Checks: file exists, all 4 sections present, verdict section mentions all 5 verdicts, per-agent focus mentions 3+ agent roles, when-to-review section has sufficient depth.

Reflection
  • If a cheaper model scores within 3% of the current model on all relevant benchmarks, should you switch? What factors beyond benchmark scores matter?
  • How does the benchmarker relate to the cost analysis you'll do in Expert exercises?
  • Could the benchmarker itself be assigned to a cheaper model? What benchmarks would it need?
Answer

Benchmarker role: On-demand support agent (not a pipeline stage) that produces benchmark snapshots and model evaluations. Follows Collect -> Validate -> Evaluate -> Report.

5 verdicts: Excellent (no change), Correct (no change, monitor), Monitor (review soon), Tune (switch to better-value model), Upgrade (consider higher-cost model for critical roles).

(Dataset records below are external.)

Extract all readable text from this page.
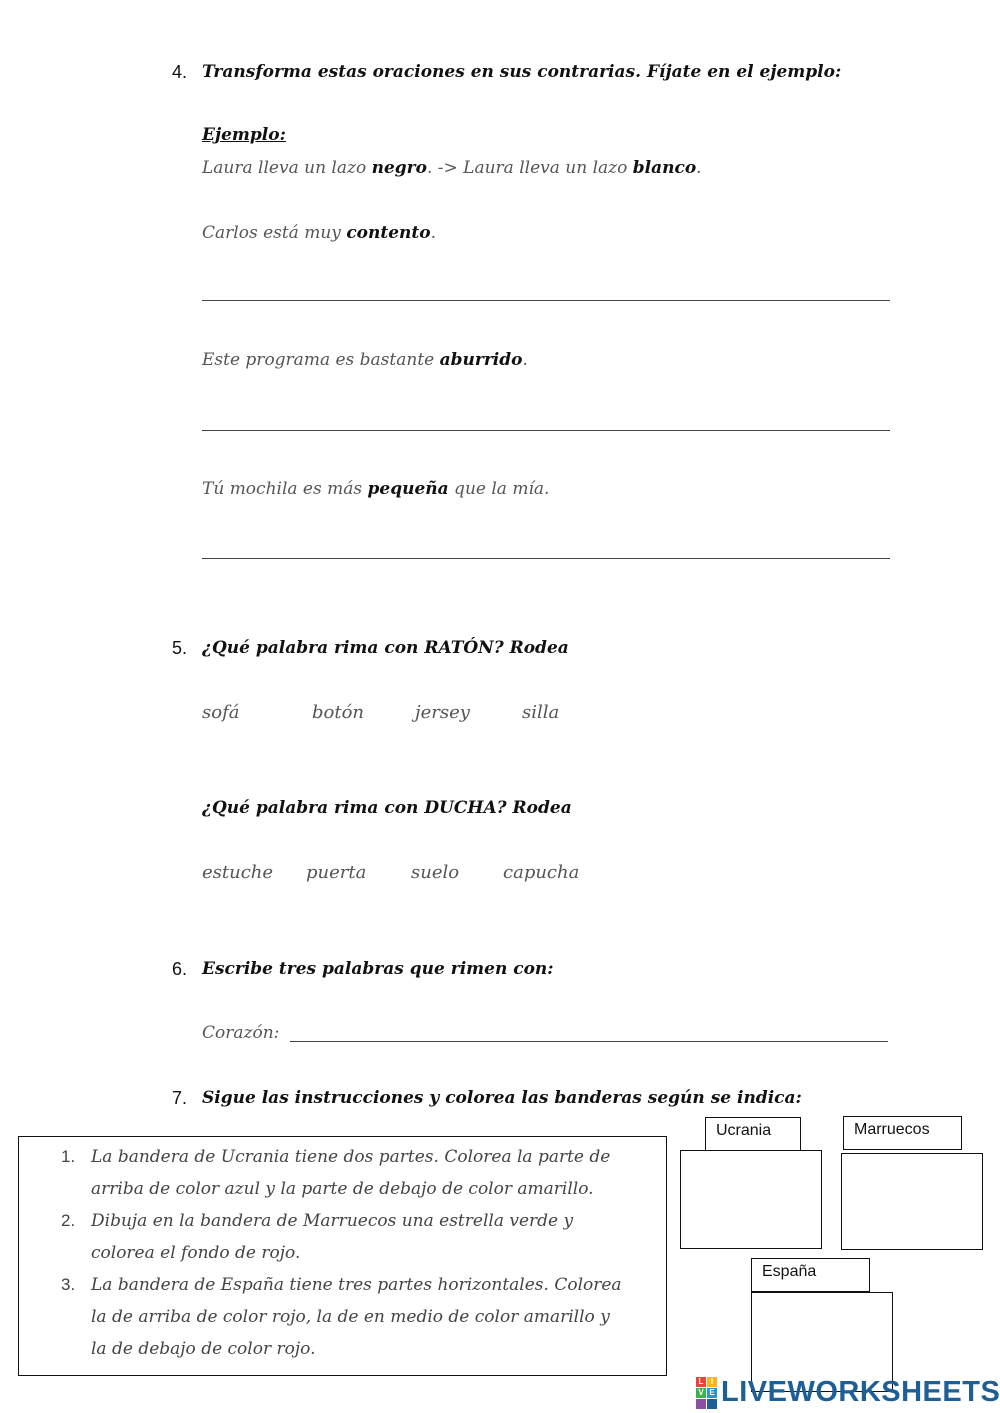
4. Transforma estas oraciones en sus contrarias. Fíjate en el ejemplo:
Ejemplo:
Laura lleva un lazo negro. -> Laura lleva un lazo blanco.
Carlos está muy contento.
Este programa es bastante aburrido.
Tú mochila es más pequeña que la mía.
5. ¿Qué palabra rima con RATÓN? Rodea
sofá	botón	jersey	silla
¿Qué palabra rima con DUCHA? Rodea
estuche puerta suelo capucha
6. Escribe tres palabras que rimen con:
Corazón:
7. Sigue las instrucciones y colorea las banderas según se indica:
1. La bandera de Ucrania tiene dos partes. Colorea la parte de
arriba de color azul y la parte de debajo de color amarillo.
2. Dibuja en la bandera de Marruecos una estrella verde y
colorea el fondo de rojo.
3. La bandera de España tiene tres partes horizontales. Colorea
la de arriba de color rojo, la de en medio de color amarillo y
la de debajo de color rojo.
Ucrania	Marruecos
España
L I
V E LIVEWORKSHEETS
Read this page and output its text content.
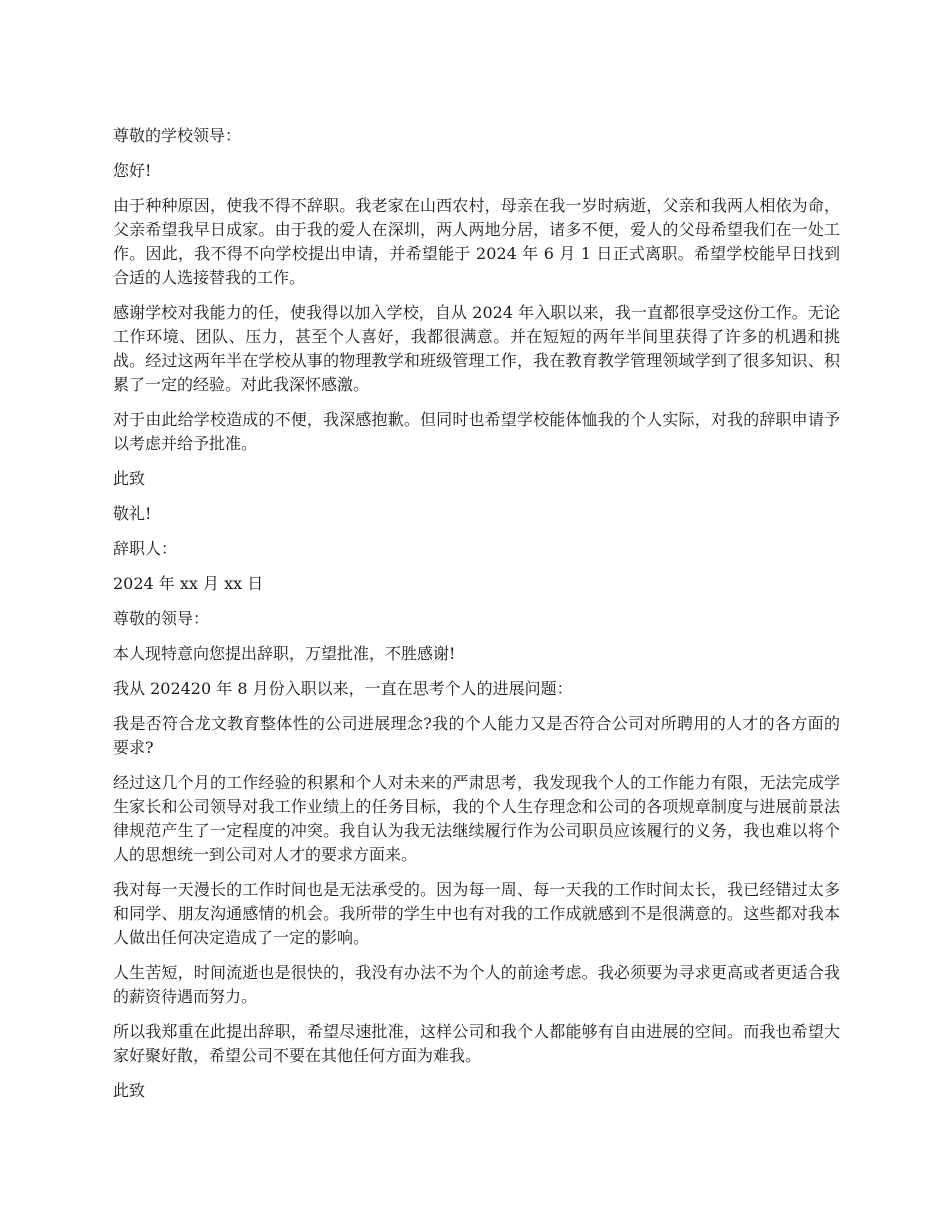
尊敬的学校领导：

您好!

由于种种原因，使我不得不辞职。我老家在山西农村，母亲在我一岁时病逝，父亲和我两人相依为命，父亲希望我早日成家。由于我的爱人在深圳，两人两地分居，诸多不便，爱人的父母希望我们在一处工作。因此，我不得不向学校提出申请，并希望能于 2024 年 6 月 1 日正式离职。希望学校能早日找到合适的人选接替我的工作。

感谢学校对我能力的任，使我得以加入学校，自从 2024 年入职以来，我一直都很享受这份工作。无论工作环境、团队、压力，甚至个人喜好，我都很满意。并在短短的两年半间里获得了许多的机遇和挑战。经过这两年半在学校从事的物理教学和班级管理工作，我在教育教学管理领域学到了很多知识、积累了一定的经验。对此我深怀感激。

对于由此给学校造成的不便，我深感抱歉。但同时也希望学校能体恤我的个人实际，对我的辞职申请予以考虑并给予批准。

此致

敬礼!

辞职人：

2024 年 xx 月 xx 日

尊敬的领导：

本人现特意向您提出辞职，万望批准，不胜感谢!

我从 202420 年 8 月份入职以来，一直在思考个人的进展问题：

我是否符合龙文教育整体性的公司进展理念?我的个人能力又是否符合公司对所聘用的人才的各方面的要求?

经过这几个月的工作经验的积累和个人对未来的严肃思考，我发现我个人的工作能力有限，无法完成学生家长和公司领导对我工作业绩上的任务目标，我的个人生存理念和公司的各项规章制度与进展前景法律规范产生了一定程度的冲突。我自认为我无法继续履行作为公司职员应该履行的义务，我也难以将个人的思想统一到公司对人才的要求方面来。

我对每一天漫长的工作时间也是无法承受的。因为每一周、每一天我的工作时间太长，我已经错过太多和同学、朋友沟通感情的机会。我所带的学生中也有对我的工作成就感到不是很满意的。这些都对我本人做出任何决定造成了一定的影响。

人生苦短，时间流逝也是很快的，我没有办法不为个人的前途考虑。我必须要为寻求更高或者更适合我的薪资待遇而努力。

所以我郑重在此提出辞职，希望尽速批准，这样公司和我个人都能够有自由进展的空间。而我也希望大家好聚好散，希望公司不要在其他任何方面为难我。

此致
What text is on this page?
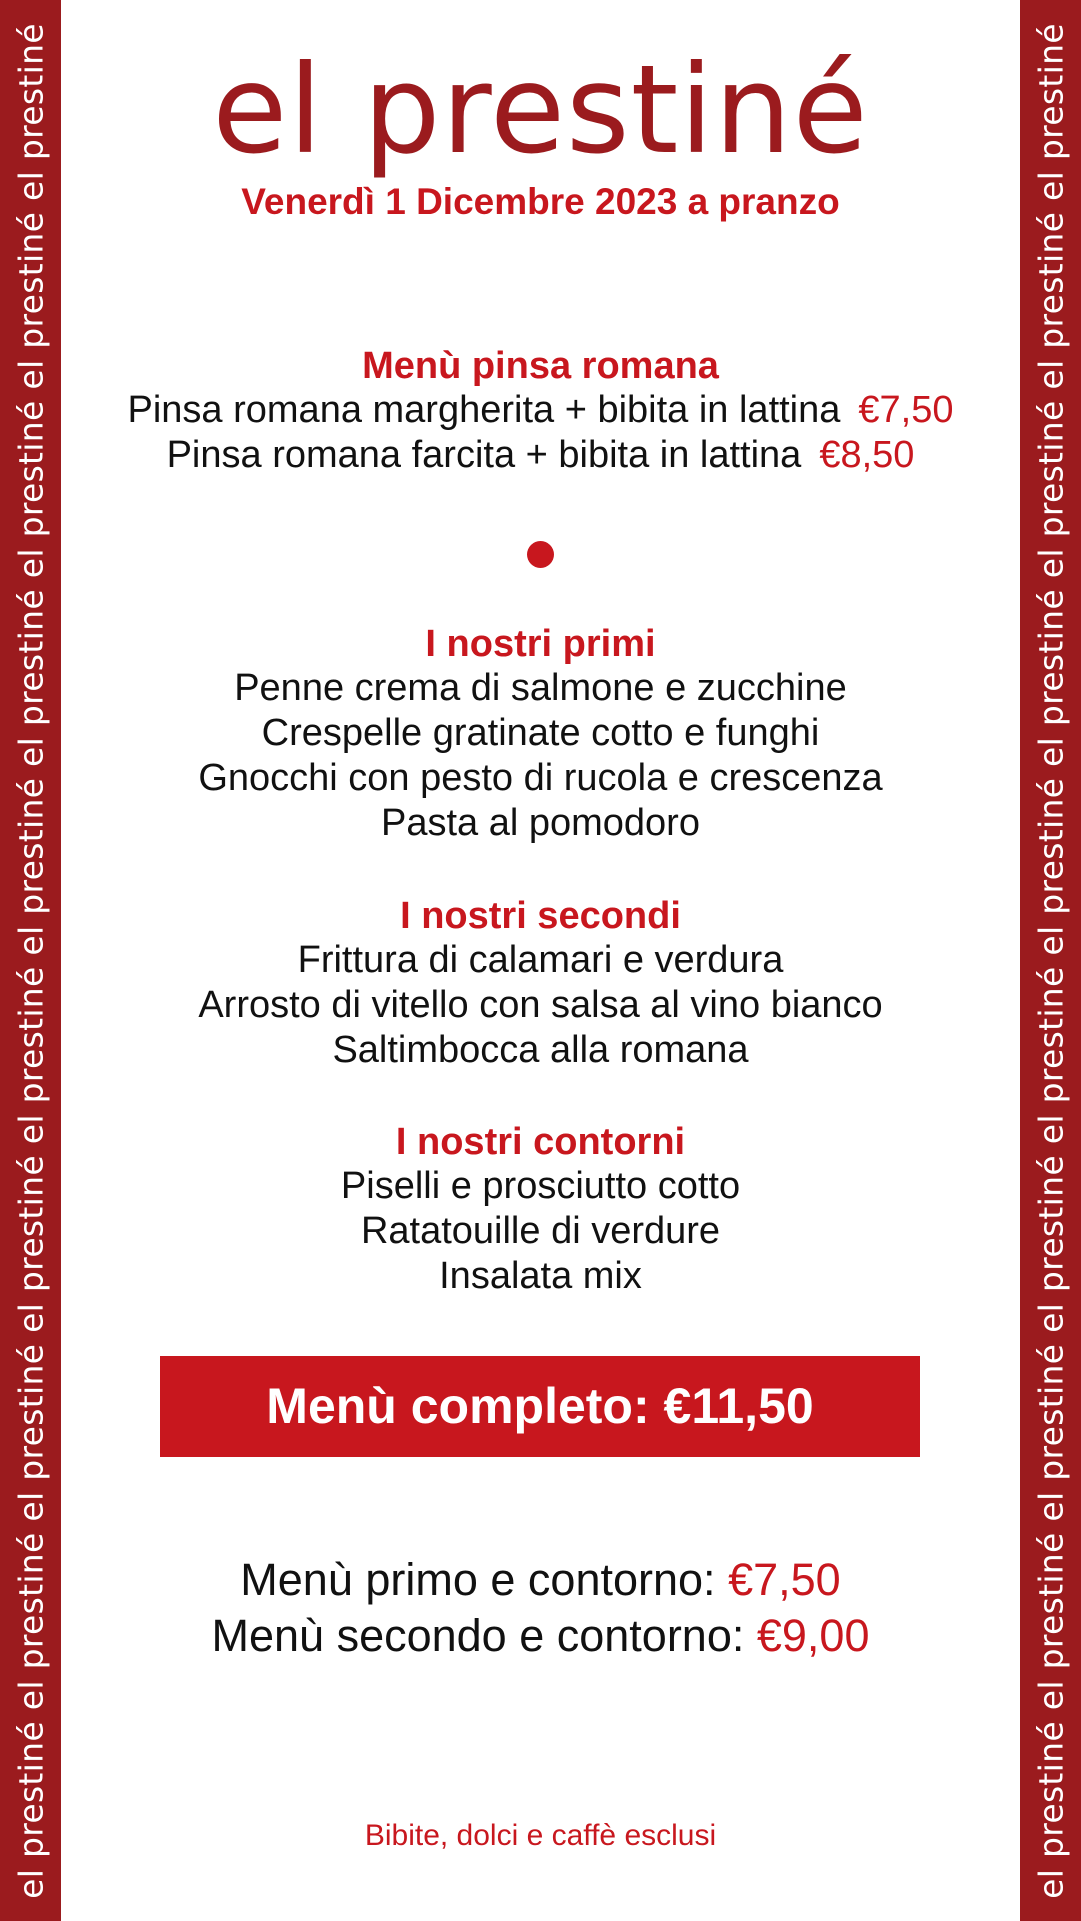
el prestiné el prestiné el prestiné el prestiné el prestiné el prestiné el prestiné el prestiné el prestiné el prestiné	el prestiné el prestiné el prestiné el prestiné el prestiné el prestiné el prestiné el prestiné el prestiné el prestiné
el prestiné
Venerdì 1 Dicembre 2023 a pranzo
Menù pinsa romana
Pinsa romana margherita + bibita in lattina €7,50
Pinsa romana farcita + bibita in lattina €8,50
I nostri primi
Penne crema di salmone e zucchine
Crespelle gratinate cotto e funghi
Gnocchi con pesto di rucola e crescenza
Pasta al pomodoro
I nostri secondi
Frittura di calamari e verdura
Arrosto di vitello con salsa al vino bianco
Saltimbocca alla romana
I nostri contorni
Piselli e prosciutto cotto
Ratatouille di verdure
Insalata mix
Menù completo: €11,50
Menù primo e contorno: €7,50
Menù secondo e contorno: €9,00
Bibite, dolci e caffè esclusi
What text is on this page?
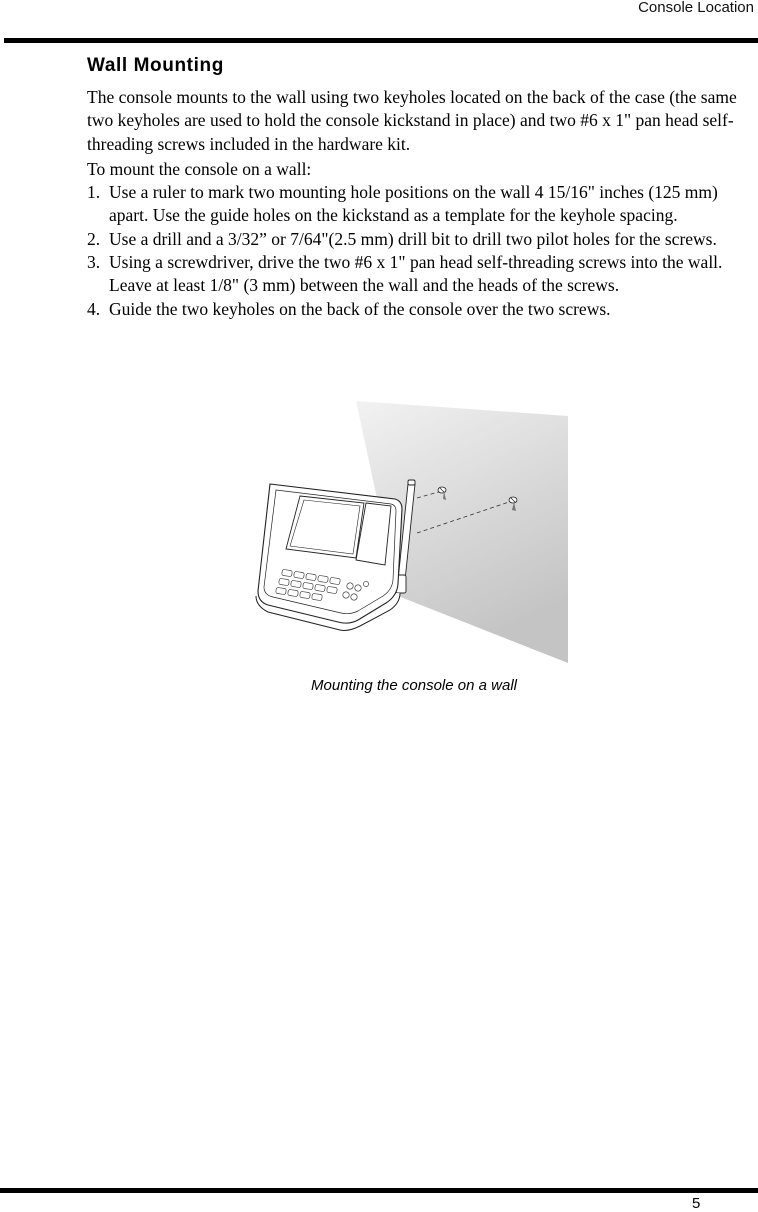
Console Location
Wall Mounting

The console mounts to the wall using two keyholes located on the back of the case (the same two keyholes are used to hold the console kickstand in place) and two #6 x 1" pan head self-threading screws included in the hardware kit.

To mount the console on a wall:

1. Use a ruler to mark two mounting hole positions on the wall 4 15/16" inches (125 mm) apart. Use the guide holes on the kickstand as a template for the keyhole spacing.
2. Use a drill and a 3/32” or 7/64"(2.5 mm) drill bit to drill two pilot holes for the screws.
3. Using a screwdriver, drive the two #6 x 1" pan head self-threading screws into the wall. Leave at least 1/8" (3 mm) between the wall and the heads of the screws.
4. Guide the two keyholes on the back of the console over the two screws.
Mounting the console on a wall
5
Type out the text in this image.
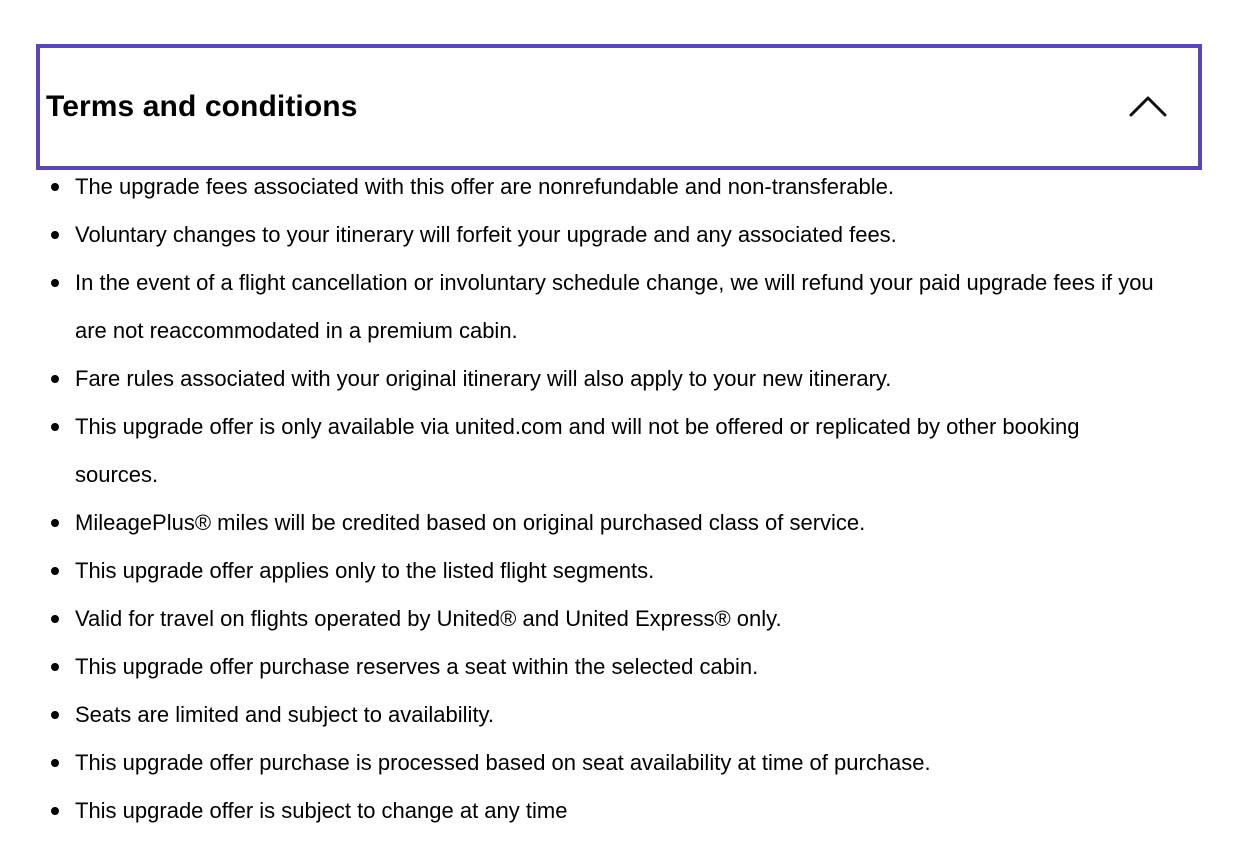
Terms and conditions
The upgrade fees associated with this offer are nonrefundable and non-transferable.
Voluntary changes to your itinerary will forfeit your upgrade and any associated fees.
In the event of a flight cancellation or involuntary schedule change, we will refund your paid upgrade fees if you are not reaccommodated in a premium cabin.
Fare rules associated with your original itinerary will also apply to your new itinerary.
This upgrade offer is only available via united.com and will not be offered or replicated by other booking sources.
MileagePlus® miles will be credited based on original purchased class of service.
This upgrade offer applies only to the listed flight segments.
Valid for travel on flights operated by United® and United Express® only.
This upgrade offer purchase reserves a seat within the selected cabin.
Seats are limited and subject to availability.
This upgrade offer purchase is processed based on seat availability at time of purchase.
This upgrade offer is subject to change at any time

Per-agent focus: Planner needs reasoning (not coding). Worker needs coding/SWE benchmarks. Reviewer needs language quality. Tester needs instruction-following. Debugger needs reasoning + coding. Git needs only instruction-following.

When to review: Three triggers -- new model release, quarterly cadence, performance regression. Benchmarker doesn't auto-apply because model changes affect cost, quality, and behavior.